Dean of Law, Associate Professor Tania Leiman said in a statement that the new courses will be available for study from March next year.
"On of the core topics is Law in a 'Digital Age', which seeks to equip students with the digital skills to assist clients to access justice," Leiman said.
“It’s a topic of vital importance given the fast changing pace of technology – the transition from telex to fax to emails has happened in some 30 years and the pace of change continues to accelerate, so graduates need to be able to adapt to the next generation of technology, whatever that may be.
"Knowing the law in and of itself is no longer enough; graduates also need to understand and be capable of harnessing the channels through which justice is delivered, and that’s not just the court room – it’s increasingly the cybersphere."

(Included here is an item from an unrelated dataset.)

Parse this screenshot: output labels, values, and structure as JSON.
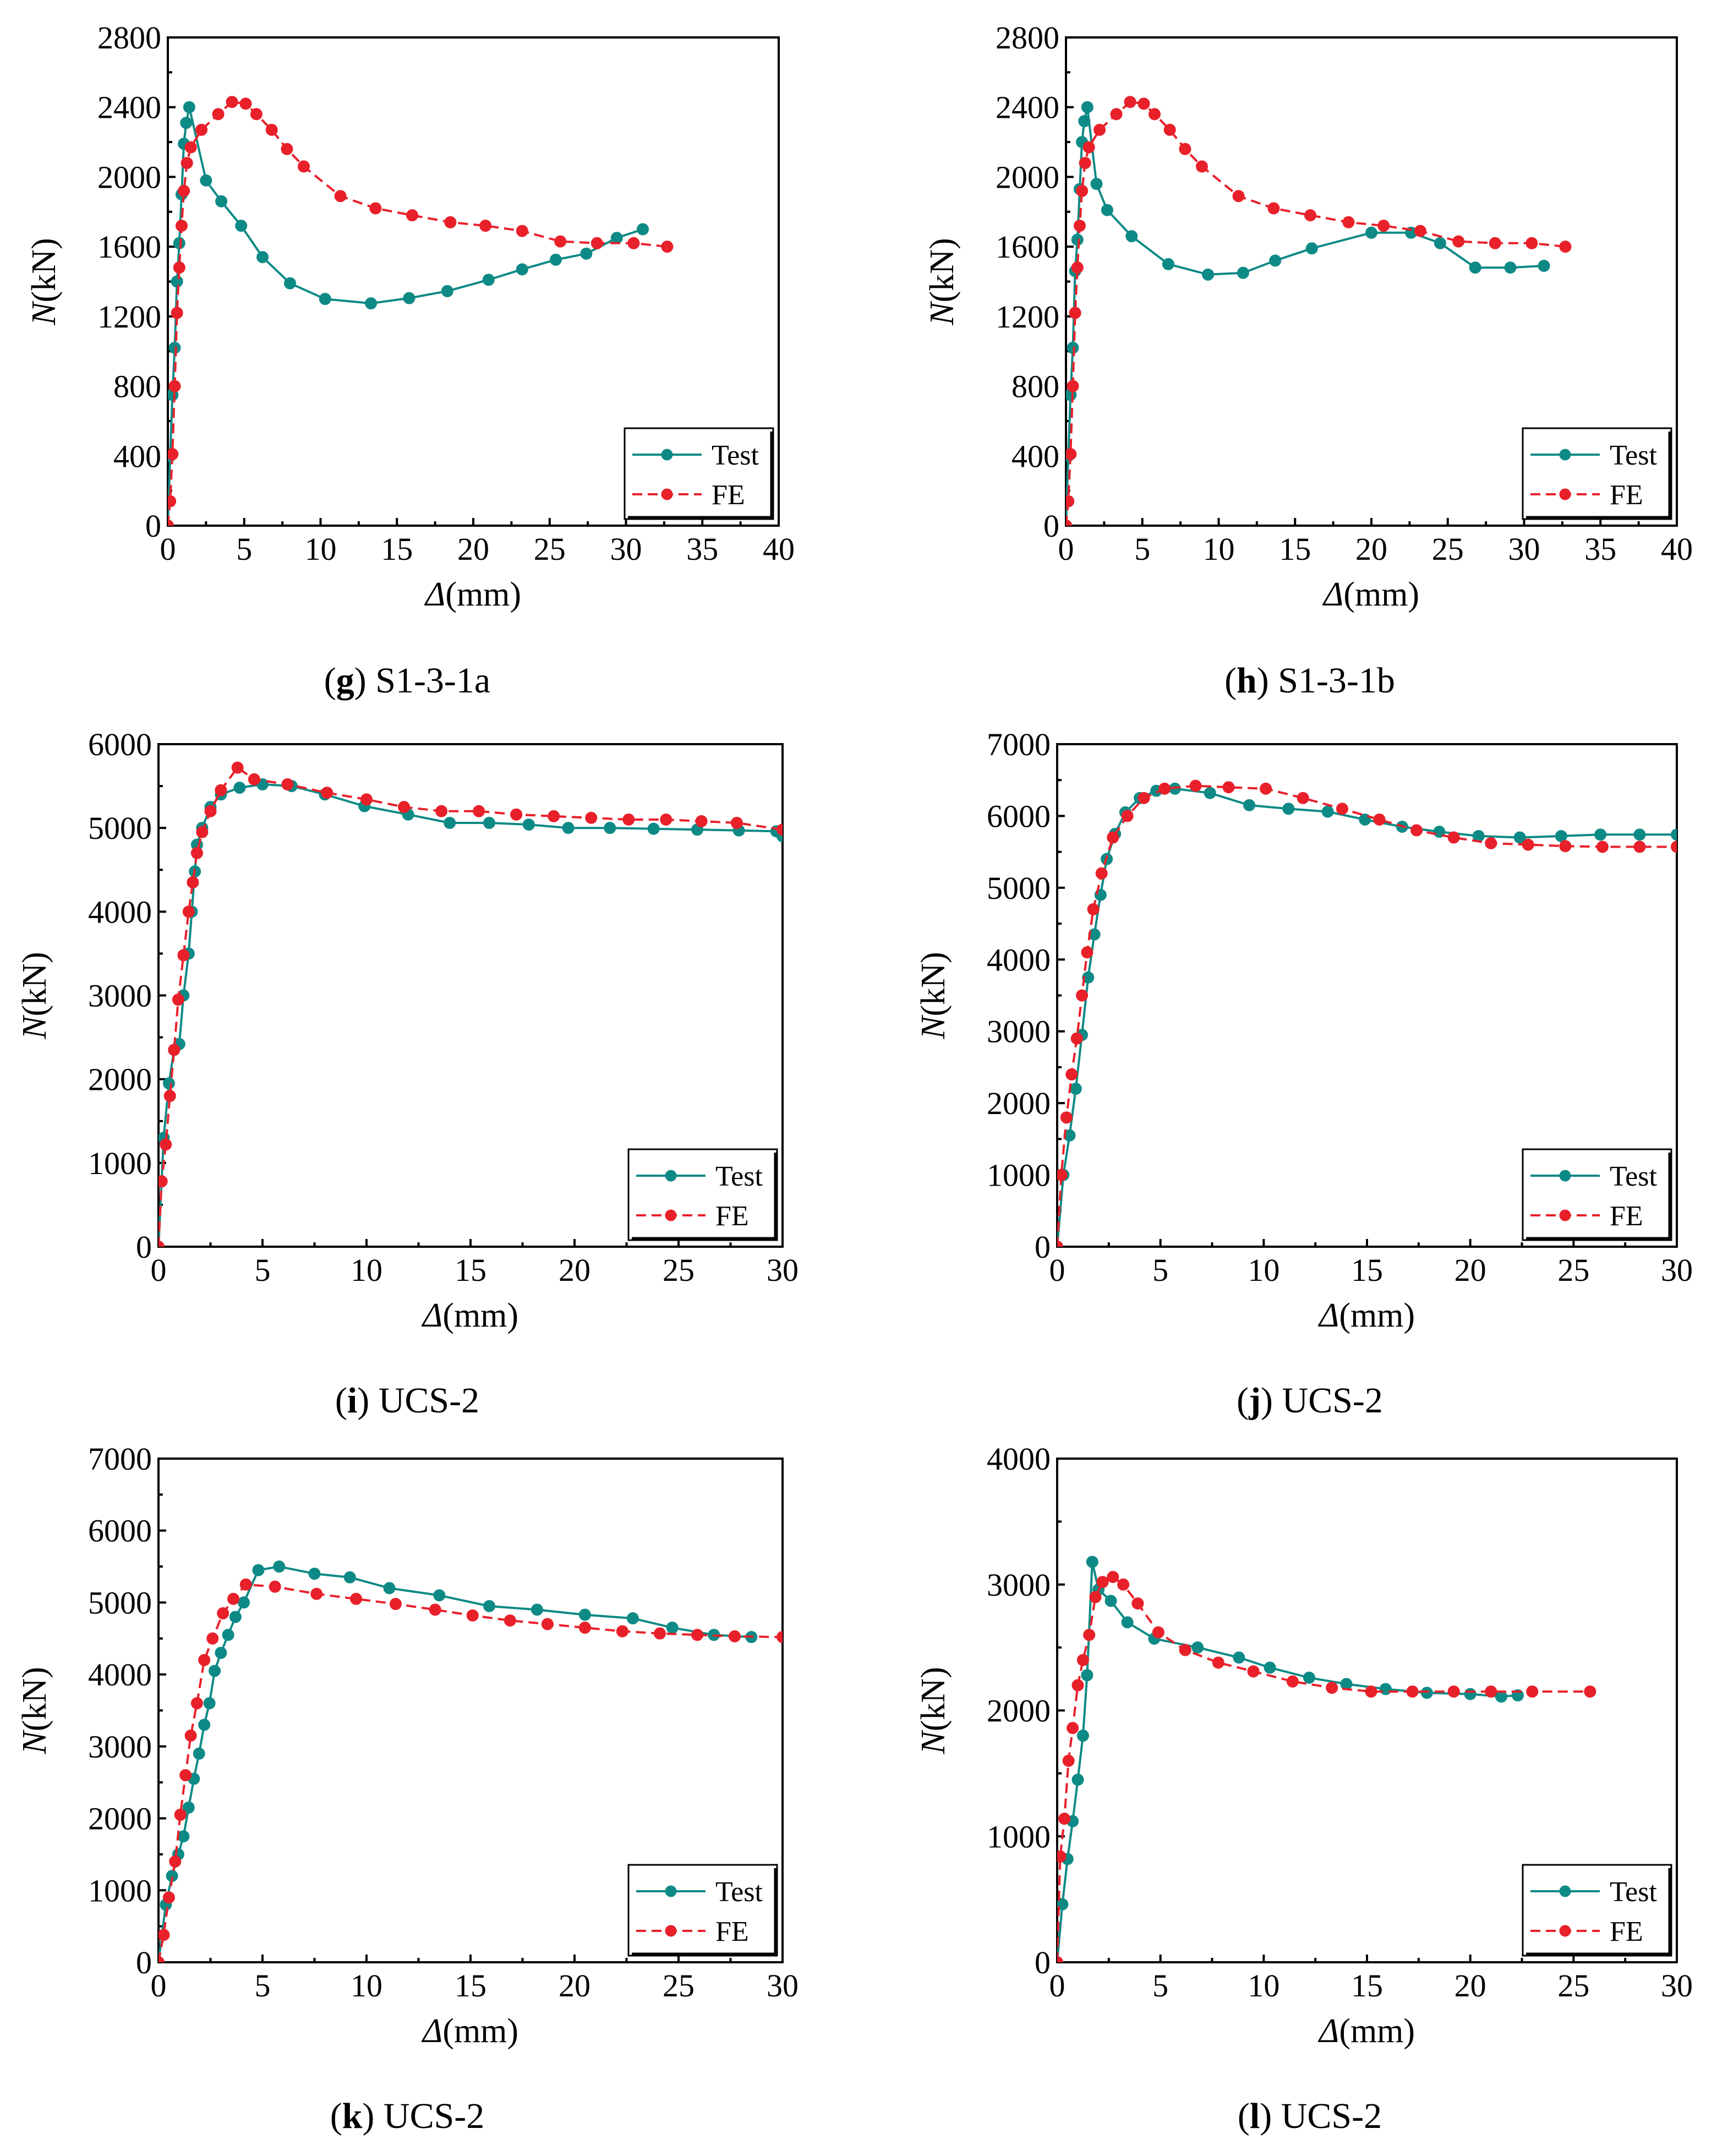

Another course, 'Technology Law', will focus on the challenges of regulating technologies including social media, artificial intelligence, fintech, internet censorship and "everything in between," the university said.
'Legal Innovation and Creative Thinking' is another course designed to help law students drive innovation in the sector and recognise new and existing opportunities driving by creative thinking.
“Students will additionally have the opportunity to embrace legal innovation for social good as part of their course options,” Leiman added.
She said that while the principles on which legal studies has been based for hundreds of years has long produced "exceptional" lawyers, there's an increasing need to augment those jurispredential skills with skills that can enable justice to be effectively delivered in modern society.
"Technological innovation is transforming almost every aspect of the law and legal practice, creating new ways of working in new markets
"These bold new offerings mean that a Flinders Law degree will give students the skills and knowledge required to adapt and thrive in a changing legal landscape."